I remember working in the area of digitized map processing and trying to
find my way through a large-scale, heavily optimized algorithm (partly
written by someone with a PhD in computer science) which it was my task
to improve, as it took days to process large amounts of data and was
increasingly getting unstable under the partaken optimizations.  I tried
for a week finding my way around it, but it was beyond me and I proposed
letting me rewrite it from scratch.  The purpose of the algorithm was to
determine for a sort-of rectangular grid to look for the closest contour
line in eight directions and do a weighted average.  Contour lines were
digitized with a humongous amount of line pieces.  I basically inverted
the logic of the algorithm: instead of searching from each raster point
to the next contour line, I used line drawing algorithms on each contour
line to figure out where it crossed raster lines and diagonals, and
afterwards used just the intersection data from the raster lines
corresponding to each data point.

After shaking out the compilation errors and initial segfaults and
stuff, I got stuck without getting anywhere since the program showed no
immediately obvious problem but just terminated after running for about
two minutes.

After two days of trying to figure out the root cause of the premature
termination by debugging in various manners, I finally tried to see
whether the problem could be guessed from visualizing the output.

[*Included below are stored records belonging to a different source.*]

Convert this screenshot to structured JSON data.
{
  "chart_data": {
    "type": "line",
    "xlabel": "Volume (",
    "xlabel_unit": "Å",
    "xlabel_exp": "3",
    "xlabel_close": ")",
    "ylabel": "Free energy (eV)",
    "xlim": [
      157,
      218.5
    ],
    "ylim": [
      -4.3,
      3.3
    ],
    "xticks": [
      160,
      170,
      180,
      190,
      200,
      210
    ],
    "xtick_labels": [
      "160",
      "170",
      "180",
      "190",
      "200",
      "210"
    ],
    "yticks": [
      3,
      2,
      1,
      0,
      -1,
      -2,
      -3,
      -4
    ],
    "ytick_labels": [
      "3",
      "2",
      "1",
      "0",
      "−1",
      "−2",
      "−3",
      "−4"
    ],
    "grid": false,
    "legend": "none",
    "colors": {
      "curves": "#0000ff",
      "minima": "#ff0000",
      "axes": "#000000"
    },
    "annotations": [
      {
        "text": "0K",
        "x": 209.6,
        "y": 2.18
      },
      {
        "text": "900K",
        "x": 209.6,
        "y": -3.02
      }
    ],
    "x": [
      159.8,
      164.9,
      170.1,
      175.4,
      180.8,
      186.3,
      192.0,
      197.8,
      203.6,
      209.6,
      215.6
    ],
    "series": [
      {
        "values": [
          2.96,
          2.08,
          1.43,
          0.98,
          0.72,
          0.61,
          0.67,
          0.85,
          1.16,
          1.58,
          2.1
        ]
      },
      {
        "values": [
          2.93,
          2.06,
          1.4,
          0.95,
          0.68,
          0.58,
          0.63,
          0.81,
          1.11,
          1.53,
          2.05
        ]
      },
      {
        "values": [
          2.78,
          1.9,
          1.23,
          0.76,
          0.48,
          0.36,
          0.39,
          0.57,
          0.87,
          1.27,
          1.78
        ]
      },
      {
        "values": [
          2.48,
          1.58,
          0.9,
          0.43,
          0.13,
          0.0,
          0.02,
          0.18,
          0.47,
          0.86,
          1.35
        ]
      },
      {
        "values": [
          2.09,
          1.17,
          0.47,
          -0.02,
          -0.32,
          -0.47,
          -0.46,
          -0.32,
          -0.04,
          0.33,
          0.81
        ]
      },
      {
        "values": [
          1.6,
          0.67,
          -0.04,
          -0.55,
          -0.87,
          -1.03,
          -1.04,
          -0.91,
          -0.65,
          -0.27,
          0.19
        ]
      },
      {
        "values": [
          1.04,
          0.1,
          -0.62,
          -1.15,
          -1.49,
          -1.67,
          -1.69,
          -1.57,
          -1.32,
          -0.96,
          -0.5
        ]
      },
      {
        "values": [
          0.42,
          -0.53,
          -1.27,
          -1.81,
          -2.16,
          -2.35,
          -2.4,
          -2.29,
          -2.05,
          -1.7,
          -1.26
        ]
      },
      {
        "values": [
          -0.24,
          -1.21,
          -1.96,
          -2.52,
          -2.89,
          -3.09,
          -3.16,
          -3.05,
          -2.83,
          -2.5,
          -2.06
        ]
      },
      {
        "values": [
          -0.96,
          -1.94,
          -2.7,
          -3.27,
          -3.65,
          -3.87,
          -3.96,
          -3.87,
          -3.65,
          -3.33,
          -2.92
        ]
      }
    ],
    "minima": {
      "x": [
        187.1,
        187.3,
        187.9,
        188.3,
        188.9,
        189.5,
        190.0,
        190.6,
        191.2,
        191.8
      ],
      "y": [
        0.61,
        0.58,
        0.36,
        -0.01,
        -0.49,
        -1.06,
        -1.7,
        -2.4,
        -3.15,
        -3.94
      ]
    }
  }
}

It turned out that the output was fine.

Taught me a lesson about "optimization" and "computer scientists".

> So I take it you suggest it would be best to start with a Scheme-based
> implementation, basically similar to what articulate.ly does?

I don't really like the coding of articulate.ly.  If you take a look at
scm/display-lily.scm, you'll find a macro with-music-match which is used
a lot in define-music-display-methods.scm.  Scheme is suited rather well
for this kind of pattern-based coding, and it would likely be feasible
to create a suitable framework where one can specify conversion patterns
in a reasonably straightforward way.